Uncertainties in the estimation of in situ stresses: effects of heterogeneity and thermal perturbation

In situ stress directions and magnitudes in subsurface are commonly estimated using two different methods: (1) borehole break-out—drilling-induced fracture interpretation complemented by extended leak-off tests; (2) stress estimation from acoustic measurements using advanced wireline tools. Both methods use stress perturbations around boreholes to estimate far field stresses employing Kirsch’s equations, which are only valid for boreholes aligned with one of the principal stresses, linear elastic deformation and homogeneous isotropic materials. Furthermore, the original stress state may have been altered by drilling-mud-circulation induced temperature changes. Using heuristic models including heterogeneity, this study investigates potential errors in the estimation of far-field stress due to (a) the generalisation of Kirsch’s equations to heterogeneous media and (b) plausible temperature perturbations.
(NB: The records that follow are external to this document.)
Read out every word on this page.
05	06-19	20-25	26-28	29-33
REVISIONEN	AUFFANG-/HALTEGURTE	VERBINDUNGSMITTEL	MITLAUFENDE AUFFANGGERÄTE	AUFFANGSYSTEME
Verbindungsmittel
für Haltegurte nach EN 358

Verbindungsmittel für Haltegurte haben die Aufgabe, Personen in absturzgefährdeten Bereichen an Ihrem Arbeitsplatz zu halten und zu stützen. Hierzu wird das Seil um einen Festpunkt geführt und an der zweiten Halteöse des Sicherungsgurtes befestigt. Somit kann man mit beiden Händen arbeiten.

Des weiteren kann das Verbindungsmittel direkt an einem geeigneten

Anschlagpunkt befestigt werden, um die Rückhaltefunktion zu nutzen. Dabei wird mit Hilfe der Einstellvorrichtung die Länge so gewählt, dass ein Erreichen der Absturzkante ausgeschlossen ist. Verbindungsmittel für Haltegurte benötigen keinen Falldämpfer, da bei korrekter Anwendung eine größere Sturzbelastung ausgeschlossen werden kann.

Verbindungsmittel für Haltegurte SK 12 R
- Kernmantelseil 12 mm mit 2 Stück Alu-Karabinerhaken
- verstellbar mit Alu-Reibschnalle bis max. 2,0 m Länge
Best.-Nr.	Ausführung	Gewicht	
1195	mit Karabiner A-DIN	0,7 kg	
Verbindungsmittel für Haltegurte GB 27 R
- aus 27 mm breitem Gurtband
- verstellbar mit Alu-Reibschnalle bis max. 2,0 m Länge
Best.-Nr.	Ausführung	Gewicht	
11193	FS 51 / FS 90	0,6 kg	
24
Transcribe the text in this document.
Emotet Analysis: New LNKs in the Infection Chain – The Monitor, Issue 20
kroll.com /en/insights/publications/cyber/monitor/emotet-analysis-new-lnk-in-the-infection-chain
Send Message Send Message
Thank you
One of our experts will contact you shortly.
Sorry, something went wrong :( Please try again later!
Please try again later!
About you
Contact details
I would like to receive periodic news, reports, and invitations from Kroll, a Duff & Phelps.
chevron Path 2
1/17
First, errors due to uncertainties in measuring wave slowness are analysed for an idealised homogeneous material. Second, errors due to application of Kirsch’s equations are investigated considering potential effects of frictional interfaces between layers, pore pressure in the rock matrix and thermal perturbations induced by drilling for example cases. To analyse stress in these complex scenarios finite element analysis was used, revealing strong effects of lithological and thermal variations. Stress magnitude was amplified by stiff layers and was attenuated by soft ones. At layer interfaces, substantial changes in stress orientation occurred. Kirsch’s equations for the considered cases resulted in errors in far field stresses as large as 44% in the magnitude and 90° in orientations. An uncertainty propagation analysis indicated a high accuracy of acoustic estimates for homogenous materials. However, a dramatic impact of small-scale heterogeneity may not be resolved by the logging process.